The future of workplace safety

The future of workplace safety

Brendon Cook, chief technology officer and co-founder of Blackline Safety, and Alan Lewis, managing member of Trigas Agencies, look at ways in which connected technology is driving the future of workplace safety.

Industrial businesses face numerous safety risks every day. These risks have been amplified by Covid-19 as businesses face stringent social distancing guidelines and the new challenge of preventing, and containing, the spread of the virus among workers.

Connected technology can help organisations tackle their toughest safety challenges and equip them with reliability, as well as agility, to address the emerging challenges associated with digital transformation and an evolving workforce.

Some businesses are already on the path to digital transformation, while others are exploring their options. Investing in connected safety wearable technologies is a core component in helping businesses with this transformation, providing the situational awareness that has been missing from safety programmes, for many businesses, in the past. The data generated by connected safety wearables has significant value when combined with other sources of business data.

Adopting and adhering to safety best practices is also a business sustainability topic. Employees are the heart of every business, and a strong commitment to their well-being, by deploying the best that technology has to offer, can go a long way in attracting and retaining the best team members.

A new era of gas detection

Traditionally, gas detection lacked the comprehensive connectivity needed to support digital transformation and keep workers truly connected. This changed with Blackline Safety’s G7 direct-to-cloud wearable safety monitoring device. It integrates cellular connectivity with push-to-talk communications on more than 100 channels for far-ranging connectivity among workers.

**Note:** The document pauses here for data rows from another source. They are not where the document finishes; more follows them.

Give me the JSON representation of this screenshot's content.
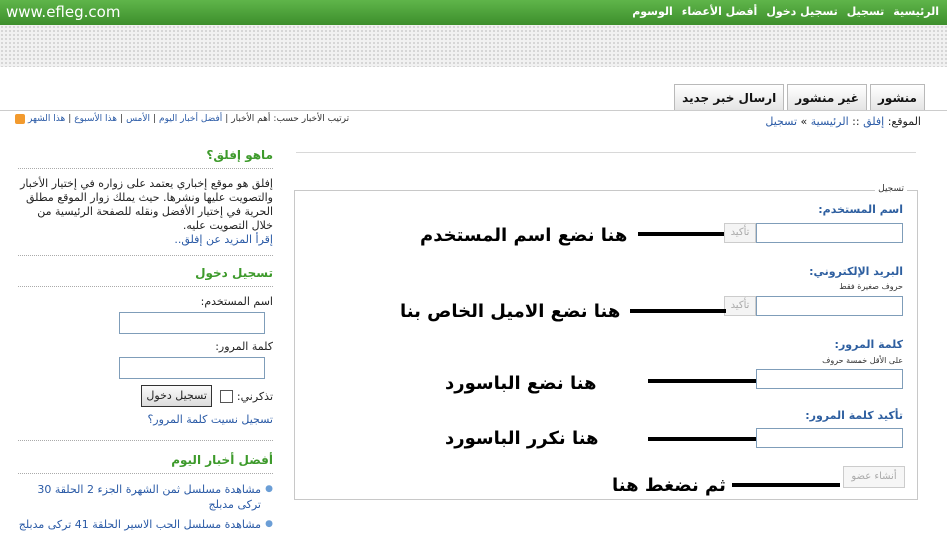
{
  "site_url": "www.efleg.com",
  "topnav": [
    "الرئيسية",
    "تسجيل",
    "تسجيل دخول",
    "أفضل الأعضاء",
    "الوسوم"
  ],
  "tabs": [
    "منشور",
    "غير منشور",
    "ارسال خبر جديد"
  ],
  "breadcrumb": {
    "prefix": "الموقع:",
    "site": "إفلق",
    "sep1": "::",
    "home": "الرئيسية",
    "sep2": "»",
    "current": "تسجيل"
  },
  "sort": {
    "label": "ترتيب الأخبار حسب:",
    "items": [
      "أهم الأخبار",
      "أفضل أخبار اليوم",
      "الأمس",
      "هذا الأسبوع",
      "هذا الشهر"
    ]
  },
  "sidebar": {
    "about_title": "ماهو إفلق؟",
    "about_text": "إفلق هو موقع إخباري يعتمد على زواره في إختيار الأخبار والتصويت عليها ونشرها. حيث يملك زوار الموقع مطلق الحرية في إختيار الأفضل ونقله للصفحة الرئيسية من خلال التصويت عليه.",
    "about_more": "إقرأ المزيد عن إفلق..",
    "login_title": "تسجيل دخول",
    "username_label": "اسم المستخدم:",
    "password_label": "كلمة المرور:",
    "remember_label": "تذكرني:",
    "login_button": "تسجيل دخول",
    "links": "تسجيل نسيت كلمة المرور؟",
    "best_title": "أفضل أخبار اليوم",
    "best_items": [
      "مشاهدة مسلسل ثمن الشهرة الجزء 2 الحلقة 30 تركى مدبلج",
      "مشاهدة مسلسل الحب الاسير الحلقة 41 تركى مدبلج"
    ]
  },
  "register": {
    "legend": "تسجيل",
    "username_label": "اسم المستخدم:",
    "email_label": "البريد الإلكتروني:",
    "email_hint": "حروف صغيرة فقط",
    "password_label": "كلمة المرور:",
    "password_hint": "على الأقل خمسة حروف",
    "confirm_label": "تأكيد كلمة المرور:",
    "check_button": "تأكيد",
    "create_button": "أنشاء عضو"
  },
  "annotations": {
    "username": "هنا نضع اسم المستخدم",
    "email": "هنا نضع الاميل الخاص بنا",
    "password": "هنا نضع الباسورد",
    "confirm": "هنا نكرر الباسورد",
    "submit": "ثم نضغط هنا"
  }
}
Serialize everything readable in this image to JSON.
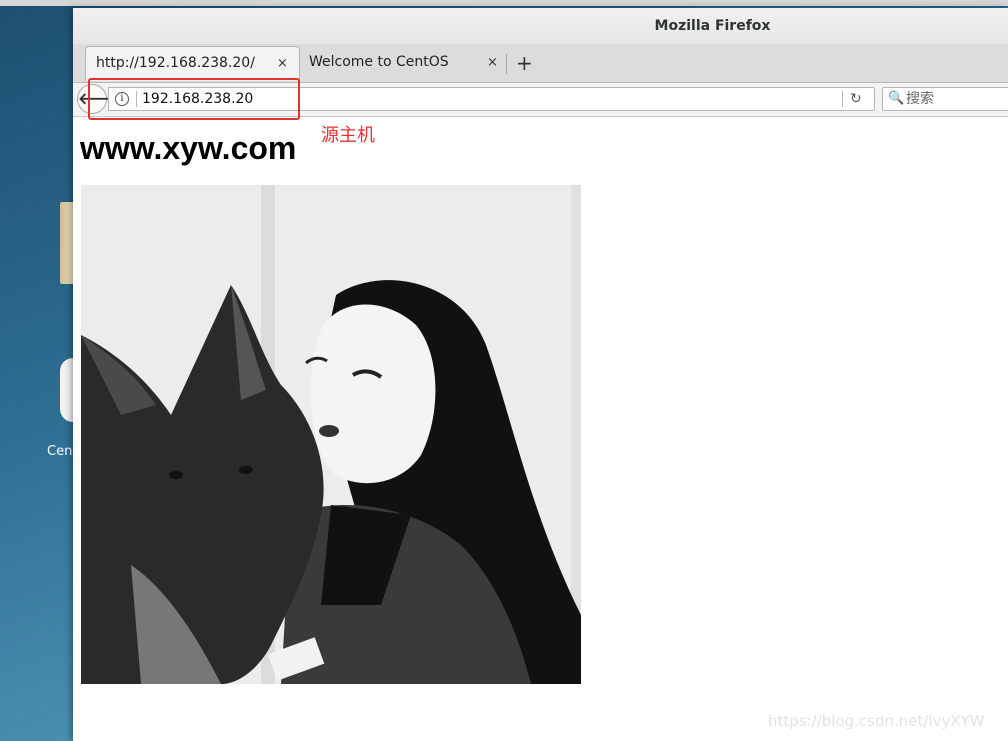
{
  "desktop": {
    "icon_label": "CentOS"
  },
  "window": {
    "title": "Mozilla Firefox"
  },
  "tabs": [
    {
      "label": "http://192.168.238.20/",
      "close": "×",
      "active": true
    },
    {
      "label": "Welcome to CentOS",
      "close": "×",
      "active": false
    }
  ],
  "new_tab_label": "+",
  "navbar": {
    "back_glyph": "🡐",
    "info_glyph": "i",
    "url": "192.168.238.20",
    "reload_glyph": "↻",
    "search_placeholder": "搜索",
    "search_glyph": "🔍"
  },
  "page": {
    "heading": "www.xyw.com"
  },
  "annotation": {
    "label": "源主机",
    "color": "#e53030"
  },
  "watermark": "https://blog.csdn.net/lvyXYW"
}
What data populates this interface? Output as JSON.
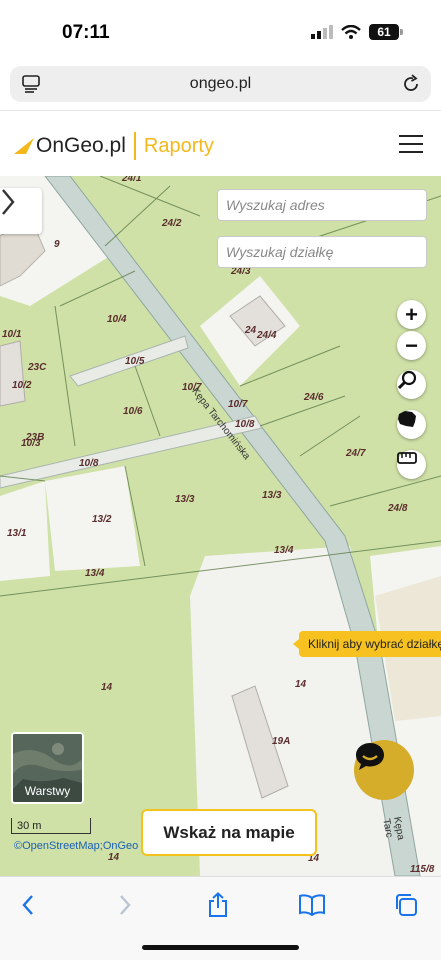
{
  "status": {
    "time": "07:11",
    "battery": "61"
  },
  "browser": {
    "url": "ongeo.pl"
  },
  "header": {
    "logo_text": "OnGeo.pl",
    "section": "Raporty"
  },
  "map": {
    "search_address_placeholder": "Wyszukaj adres",
    "search_parcel_placeholder": "Wyszukaj działkę",
    "tooltip": "Kliknij aby wybrać działkę",
    "layers_label": "Warstwy",
    "scale": "30 m",
    "attribution": "©OpenStreetMap;OnGeo",
    "show_on_map_button": "Wskaż na mapie",
    "street_top": "Kępa Tarchomińska",
    "street_bottom": "Kępa Tarc",
    "tools": [
      "zoom-in-icon",
      "zoom-out-icon",
      "search-icon",
      "poland-map-icon",
      "measure-icon"
    ],
    "parcels": [
      "24/1",
      "24/2",
      "24/3",
      "23",
      "9",
      "24/4",
      "24",
      "10/4",
      "10/1",
      "10/5",
      "23C",
      "10/2",
      "10/7",
      "24/6",
      "10/6",
      "10/7",
      "10/8",
      "23B",
      "10/3",
      "24/7",
      "10/8",
      "13/3",
      "13/3",
      "24/8",
      "13/1",
      "13/2",
      "13/4",
      "13/4",
      "14",
      "14",
      "19A",
      "14",
      "14",
      "115/8"
    ]
  },
  "colors": {
    "accent": "#f3b81b",
    "map_green": "#cfe1a7",
    "road": "#c9d6d2"
  }
}
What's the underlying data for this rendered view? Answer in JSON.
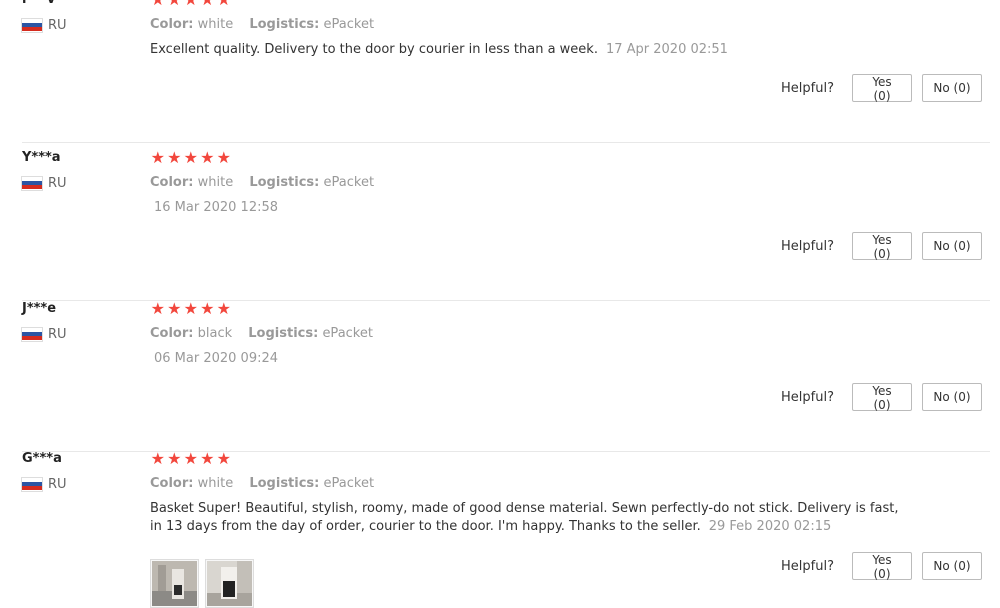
{
  "helpful_label": "Helpful?",
  "attr_labels": {
    "color": "Color:",
    "logistics": "Logistics:"
  },
  "colors": {
    "star": "#f2473d",
    "muted": "#999999",
    "divider": "#e8e8e8"
  },
  "reviews": [
    {
      "user": "l***v",
      "country": "RU",
      "rating": 5,
      "color": "white",
      "logistics": "ePacket",
      "text": "Excellent quality. Delivery to the door by courier in less than a week.",
      "date": "17 Apr 2020 02:51",
      "yes": "Yes (0)",
      "no": "No (0)"
    },
    {
      "user": "Y***a",
      "country": "RU",
      "rating": 5,
      "color": "white",
      "logistics": "ePacket",
      "text": "",
      "date": "16 Mar 2020 12:58",
      "yes": "Yes (0)",
      "no": "No (0)"
    },
    {
      "user": "J***e",
      "country": "RU",
      "rating": 5,
      "color": "black",
      "logistics": "ePacket",
      "text": "",
      "date": "06 Mar 2020 09:24",
      "yes": "Yes (0)",
      "no": "No (0)"
    },
    {
      "user": "G***a",
      "country": "RU",
      "rating": 5,
      "color": "white",
      "logistics": "ePacket",
      "text": "Basket Super! Beautiful, stylish, roomy, made of good dense material. Sewn perfectly-do not stick. Delivery is fast, in 13 days from the day of order, courier to the door. I'm happy. Thanks to the seller.",
      "date": "29 Feb 2020 02:15",
      "yes": "Yes (0)",
      "no": "No (0)",
      "photos": [
        "review-photo-icon",
        "review-photo-icon"
      ]
    }
  ]
}
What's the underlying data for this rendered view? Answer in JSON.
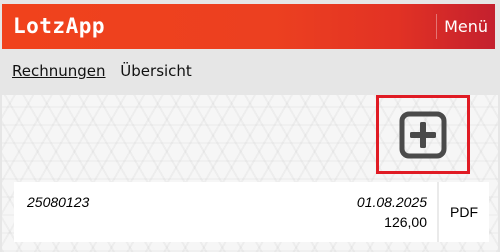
{
  "header": {
    "title": "LotzApp",
    "menu_label": "Menü"
  },
  "nav": {
    "items": [
      {
        "label": "Rechnungen",
        "active": true
      },
      {
        "label": "Übersicht",
        "active": false
      }
    ]
  },
  "actions": {
    "add_icon": "plus-square-icon"
  },
  "invoices": [
    {
      "number": "25080123",
      "date": "01.08.2025",
      "amount": "126,00",
      "pdf_label": "PDF"
    }
  ],
  "colors": {
    "header_start": "#f0421c",
    "header_end": "#c4202e",
    "highlight_border": "#e01b24",
    "icon": "#4a4a4a"
  }
}
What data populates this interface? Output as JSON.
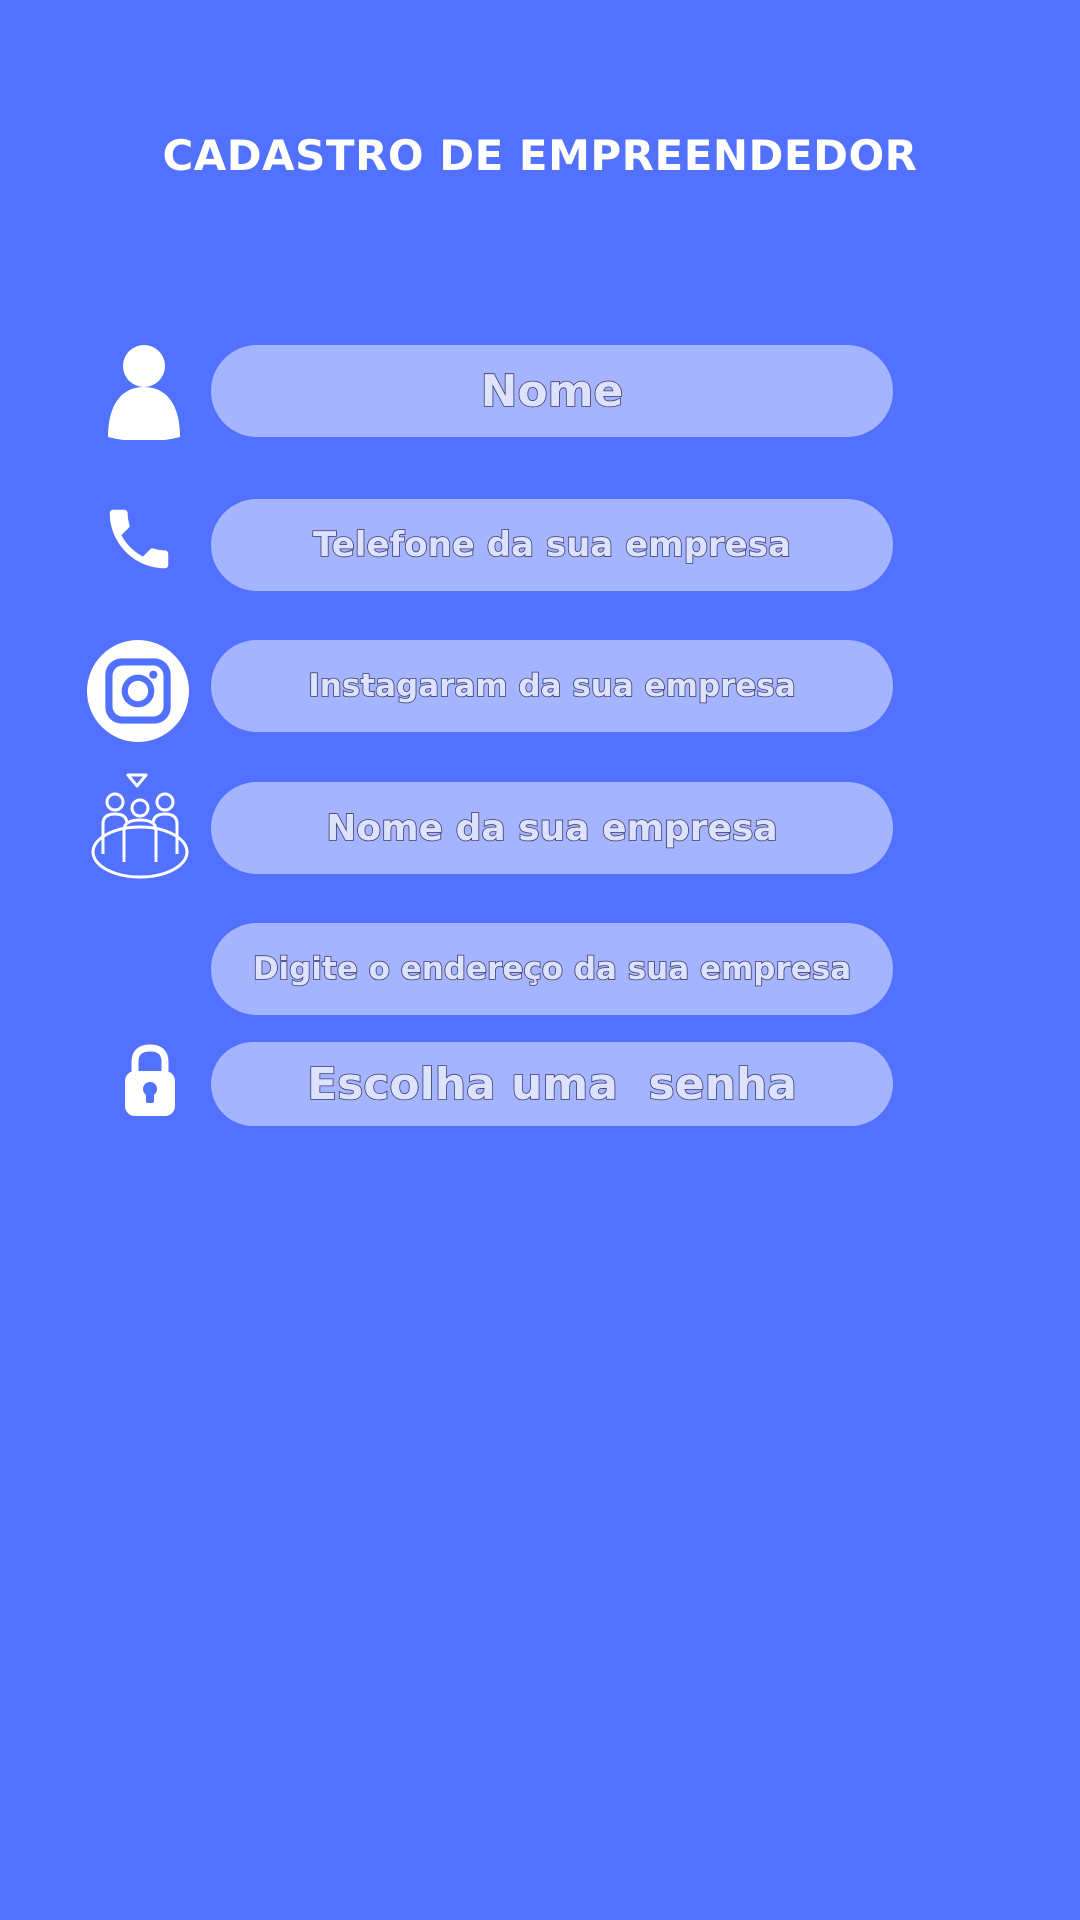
{
  "page": {
    "title": "CADASTRO DE EMPREENDEDOR"
  },
  "form": {
    "fields": [
      {
        "label": "Nome",
        "icon": "person-icon"
      },
      {
        "label": "Telefone da sua empresa",
        "icon": "phone-icon"
      },
      {
        "label": "Instagaram da sua empresa",
        "icon": "instagram-icon"
      },
      {
        "label": "Nome da sua empresa",
        "icon": "team-icon"
      },
      {
        "label": "Digite o endereço da sua empresa",
        "icon": ""
      },
      {
        "label": "Escolha uma  senha",
        "icon": "lock-icon"
      }
    ]
  },
  "colors": {
    "background": "#5271ff",
    "field_fill": "#a5b4ff",
    "label_fill": "#dde2ff",
    "label_outline": "#3d3d6a",
    "icon": "#ffffff"
  }
}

The device’s wireless cloud connectivity also links the worker to a 24/7 live monitoring team, available to respond to any situation instantly. Monitoring personnel can easily view the type and status of an alert the moment it happens, from injuries and health events to gas leaks and evacuations.

Each alert can be customised according to the emergency response protocols of an organisation, with an escalation process determining who should be contacted during an incident.

Leveraging data science

Businesses can instantly gain insight into operational and compliance status, where and how equipment is being used, what hazards are being encountered and how to address those hazards with fact-based solutions.

Teams can also use workforce movement solutions to identify unproductive activities that divert resources and proactively identify safety threats to address risks before a safety incident even occurs.

If an incident does take place, Blackline Analytics can also generate an incident report to help teams find out what happened through gas readings and location data.

Connected devices and data science can also support businesses as they face emerging challenges, such as Covid-19. For example, Blackline Safety offers close contact detection with G7, providing real-time, proactive warning when users enter close proximity with other G7 devices.

They also offer close-contact and history-view reporting, which uses data to identify locations where employees work in close proximity – enabling an organisation to retrace a worker’s steps should they present Covid-19 symptoms or test positive.

Connectivity is changing the way businesses operate and how they keep their workers safe. It has redefined the role of personal gas monitors.

Blackline’s G7 EXO, the industry’s first area monitor with integrated cellular and satellite connectivity, is now ATEX-certified and is shipping across Europe, with plans to expand into other international regions over the next few months.